Political News

Stopping Bernie Sanders just got a lot harder

If you tuned in to even five minutes of Wednesday night's Democratic presidential debate, you'd have concluded that former New York City mayor Michael Bloomberg was the race's clear front-runner. He was savaged at every turn by almost every candidate -- all of whom seemed determined to bring him down, and fast.

Posted Updated

By
Analysis by Chris Cillizza
, CNN Editor-at-large
CNN — If you tuned in to even five minutes of Wednesday night's Democratic presidential debate, you'd have concluded that former New York City mayor Michael Bloomberg was the race's clear front-runner. He was savaged at every turn by almost every candidate -- all of whom seemed determined to bring him down, and fast.

Bloomberg, of course, isn't the front-runner. Bernie Sanders is. And his rivals for the nomination may well look back on Wednesday night in the coming weeks and months as the moment they failed to stop the Vermont democratic socialist's campaign.

"Bernie Sanders in all likelihood is the nominee, unless it gets taken away from him at the convention," predicted David Plouffe, who managed Barack Obama's 2008 presidential campaign, Thursday morning on MSNBC.

Plouffe is exactly right.

Here's why: Sanders went into Wednesday's debate having come in just shy of first in the Iowa caucuses, the winner of the New Hampshire primary and the polling front-runner in advance of Nevada's caucuses set for Saturday.

He left it in the exact same position.
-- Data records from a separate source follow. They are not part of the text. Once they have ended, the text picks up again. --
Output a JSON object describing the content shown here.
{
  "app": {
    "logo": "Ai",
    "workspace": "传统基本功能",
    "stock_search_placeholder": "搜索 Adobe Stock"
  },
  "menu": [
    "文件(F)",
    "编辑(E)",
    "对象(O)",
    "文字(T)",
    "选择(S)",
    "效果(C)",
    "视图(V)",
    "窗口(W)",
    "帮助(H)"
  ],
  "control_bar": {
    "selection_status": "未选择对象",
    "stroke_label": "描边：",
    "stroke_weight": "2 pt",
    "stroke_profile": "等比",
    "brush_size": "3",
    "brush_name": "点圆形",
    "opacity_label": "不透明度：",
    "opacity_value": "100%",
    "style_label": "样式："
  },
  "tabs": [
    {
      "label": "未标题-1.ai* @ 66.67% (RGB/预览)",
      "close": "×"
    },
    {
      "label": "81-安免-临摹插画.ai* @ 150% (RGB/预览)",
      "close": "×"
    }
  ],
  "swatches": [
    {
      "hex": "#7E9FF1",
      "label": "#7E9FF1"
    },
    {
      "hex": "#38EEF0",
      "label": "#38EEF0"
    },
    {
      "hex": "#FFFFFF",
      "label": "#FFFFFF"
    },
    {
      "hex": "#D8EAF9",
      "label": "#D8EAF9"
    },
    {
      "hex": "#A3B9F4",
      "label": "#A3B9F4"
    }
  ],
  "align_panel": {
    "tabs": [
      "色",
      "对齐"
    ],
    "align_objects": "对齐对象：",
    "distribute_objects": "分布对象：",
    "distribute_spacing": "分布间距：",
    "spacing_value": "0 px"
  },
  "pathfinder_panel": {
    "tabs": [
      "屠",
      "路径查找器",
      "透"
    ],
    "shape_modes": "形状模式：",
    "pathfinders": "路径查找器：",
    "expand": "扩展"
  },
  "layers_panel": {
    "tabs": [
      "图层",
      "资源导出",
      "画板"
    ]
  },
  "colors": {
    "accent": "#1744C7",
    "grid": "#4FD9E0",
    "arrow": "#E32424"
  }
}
Which is tremendously good news for his campaign. Because Sanders is now the likely winner in Nevada and, if polling is to believed, will be competitive (or better) with former Vice President Joe Biden in South Carolina, which will vote a week from Saturday.

Let's assume, for the sake of argument, that Sanders wins Nevada and comes in second in South Carolina. He will have won or finished a very narrow second in every single one of the first four states -- a record that seems unlikely to be matched by anyone else in the field. (Pete Buttigieg, who won Iowa and placed second in New Hampshire, is the only one who can potentially match Sanders' showing, but it seems very unlikely given the former South Bend, Indiana, mayor's difficulty so far in winning over non-white voters.)

The race will then move to March 3, aka Super Tuesday, when 14 states (and American Samoa!) are set to vote. Those 14 states, which include delegate behemoths like California and Texas, will dole out roughly 1/3 of ALL available delegates in the race. And more than 70% of the 1,991 a candidate would need to secure the nomination.

Guess who is already winning in California? Yup, it's Sanders, who had more than double the support of his closest rival in a Public Policy Institute of California poll released earlier this week. Any idea who is winning in Texas? Also, Sanders. In fact, if you look at the (admittedly limited) polling data in the other 12 Super Tuesday states, you will find Sanders in first or second in virtually every one.

Now, because Democrats give delegates in a proportional manner -- any candidate getting 15% statewide or 15% in a congressional district qualifies to receive delegates -- no one candidate will come close to winning a majority of all delegates on Super Tuesday.

But that same proportional allocation -- when coupled with the fact that Sanders has a built-in 25(ish)% in every single state that will vote between now and when the primary process ends in June -- means that the Vermont senator is just going to keep piling up delegates.

Will he get to the magic number of 1,991? That's not clear just yet. But what seems much more clear after Wednesday's debate is that Sanders is perfectly positioned to end the primary season with the most delegates of anyone in the field. Which is a very good place to be.